Mas há um outro empecilho para a aquisição de conhecimento. É um velho clichê dizer que conhecimento é poder. Clichê ou não, isso é bem verdade. Costuma-se atribuir a Napoleão a seguinte frase: "Se perco o controle da imprensa não aguentarei no poder nem por três meses." Se Napoleão disse mesmo isso é o que menos importa aqui. Importa é que essa frase expressa uma preocupação de uma boa parte daqueles que detém o poder político-econômico: o controle da informação. O romance de George Orwell, 1984, adaptado para o cinema, mostra isso de maneira dramática. Esse controle é exercido de muitas formas: ocultação de informação, propaganda, desinformação, boatos, monopólio dos grandes meios de comunicação, inculcação de medo da situação que os poderosos querem evitar, pseudo-cientificidade, etc. O objetivo desse controle é convencer o povo de que o que os poderosos fazem é o melhor a ser feito, que o sistema político-econômico em que se vive é o melhor possível, para que, assim, o poder possa ser exercido com o mínimo de resistência possível. Não há nenhum problema em se acreditar sinceramente nisso e tentar convencer as pessoas disso a fim de que a sociedade viva em paz. O problema é fazer isso manipulando a informação.

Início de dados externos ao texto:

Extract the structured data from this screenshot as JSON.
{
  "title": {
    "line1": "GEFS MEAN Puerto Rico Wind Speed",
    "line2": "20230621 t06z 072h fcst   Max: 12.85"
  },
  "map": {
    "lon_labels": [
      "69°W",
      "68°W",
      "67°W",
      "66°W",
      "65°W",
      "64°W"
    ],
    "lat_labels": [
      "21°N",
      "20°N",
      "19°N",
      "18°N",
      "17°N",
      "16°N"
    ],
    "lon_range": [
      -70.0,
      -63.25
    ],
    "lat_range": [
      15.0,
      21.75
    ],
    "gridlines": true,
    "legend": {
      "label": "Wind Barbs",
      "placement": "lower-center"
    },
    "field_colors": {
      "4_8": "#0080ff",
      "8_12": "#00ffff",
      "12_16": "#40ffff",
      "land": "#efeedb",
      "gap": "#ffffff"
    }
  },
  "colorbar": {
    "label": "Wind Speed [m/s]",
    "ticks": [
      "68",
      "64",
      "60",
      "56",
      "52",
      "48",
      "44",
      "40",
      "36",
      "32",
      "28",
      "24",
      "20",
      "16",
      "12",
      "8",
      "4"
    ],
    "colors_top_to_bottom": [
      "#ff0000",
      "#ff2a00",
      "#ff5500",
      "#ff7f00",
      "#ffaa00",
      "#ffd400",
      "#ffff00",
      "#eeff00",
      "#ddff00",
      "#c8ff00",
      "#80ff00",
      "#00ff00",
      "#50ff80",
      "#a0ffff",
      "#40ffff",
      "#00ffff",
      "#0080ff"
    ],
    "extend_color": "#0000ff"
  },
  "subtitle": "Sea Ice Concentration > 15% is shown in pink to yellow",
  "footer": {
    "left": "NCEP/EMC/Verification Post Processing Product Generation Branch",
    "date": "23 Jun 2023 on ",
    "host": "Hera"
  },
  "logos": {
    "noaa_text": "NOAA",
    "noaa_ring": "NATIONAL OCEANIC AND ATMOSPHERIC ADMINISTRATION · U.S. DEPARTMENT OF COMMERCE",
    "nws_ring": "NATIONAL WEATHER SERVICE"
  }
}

Esses dois fatos somados produzem o que eu chamo de indigência cognitiva de boa parte das pessoas. O controle da informação é imensamente facilitado pela comodidade de se escolher um pacote pronto de crenças sobre a sociedade ricamente embalado, ao invés de se escolher a busca autônoma pelo conhecimento. Kant já tinha percebido que a autonomia cognitiva é mais trabalhosa e dolorosa que a heteronomia. A aquisição de conhecimento, além de ser trabalhosa, pode gerar angústia, frustração e decepção. Pode ser doloroso abandonar crenças que foram inculcadas pela educação que recebemos quando crianças. A inércia que essa educação provoca na nossa mente está sempre a dificultar a aquisição de conhecimento. Não obstante ser difícil e muitas vezes doloroso, creio que é uma obrigação moral buscar a autonomia cognitiva. E uma das principais razões para isso é que não buscá-la facilita o controle da informação por parte dos poderosos e, por conseguinte, facilita as ações desses poderosos, que afetam a todos. Os poderosos contam com a acrasia cognitiva do povo para controlar a informação. A moderna forma de escravidão é voluntária, porque a escravidão agora é atraente, graças ao controle da informação.